Deskripsi Coredryl Expectorant

Coredryl Expectorant adalah obat yang mengandung zat aktif Diphenhydramine, Glyceryl guaiacolate, Menthol. Coredryl Expectorant digunakan untuk mengobati batuk berdahak yang disebabkan oleh alergi. Coredryl Expectorant digunakan untuk mengatasi batuk pada dewasa dan anak usia > 12 tahun. Coredryl Expectorant mengandung menthol yang dapat memberikan rasa lega pada tenggorokan.

Detail Coredryl Expectorant


  1. Coredryl Expectorant Sirup
    • Golongan: Obat Bebas Terbatas
    • Kelas Terapi: Obat Batuk dan Pilek

    • Apa Kandungan dan Komposisi Coredryl Expectorant?

      Kandungan dan komposisi produk obat maupun suplemen dibedakan menjadi dua jenis yaitu kandungan aktif dan kandungan tidak aktif.

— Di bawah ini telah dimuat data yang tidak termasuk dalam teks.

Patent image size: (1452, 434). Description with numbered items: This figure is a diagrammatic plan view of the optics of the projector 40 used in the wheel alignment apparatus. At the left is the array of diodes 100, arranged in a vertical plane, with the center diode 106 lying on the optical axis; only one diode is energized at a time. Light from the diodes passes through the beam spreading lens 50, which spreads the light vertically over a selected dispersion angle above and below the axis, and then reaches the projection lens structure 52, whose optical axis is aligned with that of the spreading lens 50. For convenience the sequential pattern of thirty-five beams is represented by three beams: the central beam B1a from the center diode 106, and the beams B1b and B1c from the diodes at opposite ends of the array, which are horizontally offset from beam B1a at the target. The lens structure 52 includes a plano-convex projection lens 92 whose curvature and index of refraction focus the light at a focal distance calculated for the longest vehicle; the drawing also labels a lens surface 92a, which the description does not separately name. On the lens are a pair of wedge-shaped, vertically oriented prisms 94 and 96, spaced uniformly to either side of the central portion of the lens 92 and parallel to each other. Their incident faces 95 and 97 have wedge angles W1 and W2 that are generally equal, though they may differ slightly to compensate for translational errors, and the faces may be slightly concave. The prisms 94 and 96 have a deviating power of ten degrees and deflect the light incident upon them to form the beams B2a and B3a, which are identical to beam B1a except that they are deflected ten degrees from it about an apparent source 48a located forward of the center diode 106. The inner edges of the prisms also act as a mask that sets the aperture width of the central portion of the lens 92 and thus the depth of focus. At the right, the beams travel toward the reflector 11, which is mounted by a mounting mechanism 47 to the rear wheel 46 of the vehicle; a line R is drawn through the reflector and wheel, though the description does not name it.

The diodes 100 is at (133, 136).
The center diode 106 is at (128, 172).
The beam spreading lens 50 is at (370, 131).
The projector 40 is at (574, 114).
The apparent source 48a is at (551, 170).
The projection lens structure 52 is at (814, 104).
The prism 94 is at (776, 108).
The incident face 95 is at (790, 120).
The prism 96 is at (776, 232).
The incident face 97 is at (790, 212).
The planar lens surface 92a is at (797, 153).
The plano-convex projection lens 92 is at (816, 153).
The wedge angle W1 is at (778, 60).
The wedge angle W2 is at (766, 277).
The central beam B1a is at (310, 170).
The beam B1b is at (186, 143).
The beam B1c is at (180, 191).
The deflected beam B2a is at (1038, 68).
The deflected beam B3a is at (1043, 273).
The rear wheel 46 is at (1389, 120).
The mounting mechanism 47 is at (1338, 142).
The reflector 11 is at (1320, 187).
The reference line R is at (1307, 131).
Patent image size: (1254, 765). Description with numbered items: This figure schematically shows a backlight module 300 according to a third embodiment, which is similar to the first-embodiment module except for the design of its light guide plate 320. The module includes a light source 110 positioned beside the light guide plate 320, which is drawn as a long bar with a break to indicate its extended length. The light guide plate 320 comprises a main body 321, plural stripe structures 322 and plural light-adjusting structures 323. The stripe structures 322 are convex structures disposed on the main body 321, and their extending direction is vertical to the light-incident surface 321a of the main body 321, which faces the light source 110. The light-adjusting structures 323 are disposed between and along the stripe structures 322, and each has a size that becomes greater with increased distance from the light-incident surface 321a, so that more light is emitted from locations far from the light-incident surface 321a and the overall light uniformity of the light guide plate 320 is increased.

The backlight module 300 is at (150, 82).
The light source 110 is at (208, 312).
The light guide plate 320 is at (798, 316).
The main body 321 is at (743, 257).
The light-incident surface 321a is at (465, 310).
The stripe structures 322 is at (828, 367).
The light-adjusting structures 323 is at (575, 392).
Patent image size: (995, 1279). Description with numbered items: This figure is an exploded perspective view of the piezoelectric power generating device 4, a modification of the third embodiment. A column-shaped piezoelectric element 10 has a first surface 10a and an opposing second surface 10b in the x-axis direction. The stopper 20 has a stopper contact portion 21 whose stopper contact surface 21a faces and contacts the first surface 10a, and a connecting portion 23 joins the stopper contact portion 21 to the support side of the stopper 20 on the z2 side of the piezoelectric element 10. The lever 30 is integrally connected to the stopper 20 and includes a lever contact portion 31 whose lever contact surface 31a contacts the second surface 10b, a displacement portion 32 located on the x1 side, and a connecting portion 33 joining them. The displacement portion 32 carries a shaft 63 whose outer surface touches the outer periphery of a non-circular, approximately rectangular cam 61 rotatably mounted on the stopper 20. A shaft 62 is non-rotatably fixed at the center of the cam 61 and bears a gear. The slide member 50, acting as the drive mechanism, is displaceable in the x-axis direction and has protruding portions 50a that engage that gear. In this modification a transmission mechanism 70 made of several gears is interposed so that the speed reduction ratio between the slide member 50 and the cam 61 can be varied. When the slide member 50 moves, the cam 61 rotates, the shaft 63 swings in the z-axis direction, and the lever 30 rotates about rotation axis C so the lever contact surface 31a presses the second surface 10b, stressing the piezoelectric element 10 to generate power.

Kandungan aktif adalah zat yang dapat menimbulkan aktivitas farmakologis atau efek langsung dalam diagnosis, pengobatan, terapi, pencegahan penyakit atau untuk memengaruhi struktur atau fungsi dari tubuh manusia.

      Jenis yang kedua adalah kandungan tidak aktif atau disebut juga sebagai eksipien. Kandungan tidak aktif ini fungsinya sebagai media atau agen transportasi untuk mengantar atau mempermudah kandungan aktif untuk bekerja. Kandungan tidak aktif tidak akan menambah atau meningkatkan efek terapeutik dari kandungan aktif. Beberapa contoh dari kandungan tidak aktif ini antara lain zat pengikat, zat penstabil, zat pengawet, zat pemberi warna, dan zat pemberi rasa. Kandungan dan komposisi Coredryl Expectorant adalah:

      Diphenhydramine HCl 15 mg, glyceryl guaiacolate 75 mg, menthol 2.5 mg

    • Bagaimana Kemasan dan Sediaan Coredryl Expectorant?


      Sirup
    • Satuan Penjualan: Botol
    • Kemasan: Botol @ 100 mL

    • Apa Nama Perusahaan Produsen Coredryl Expectorant?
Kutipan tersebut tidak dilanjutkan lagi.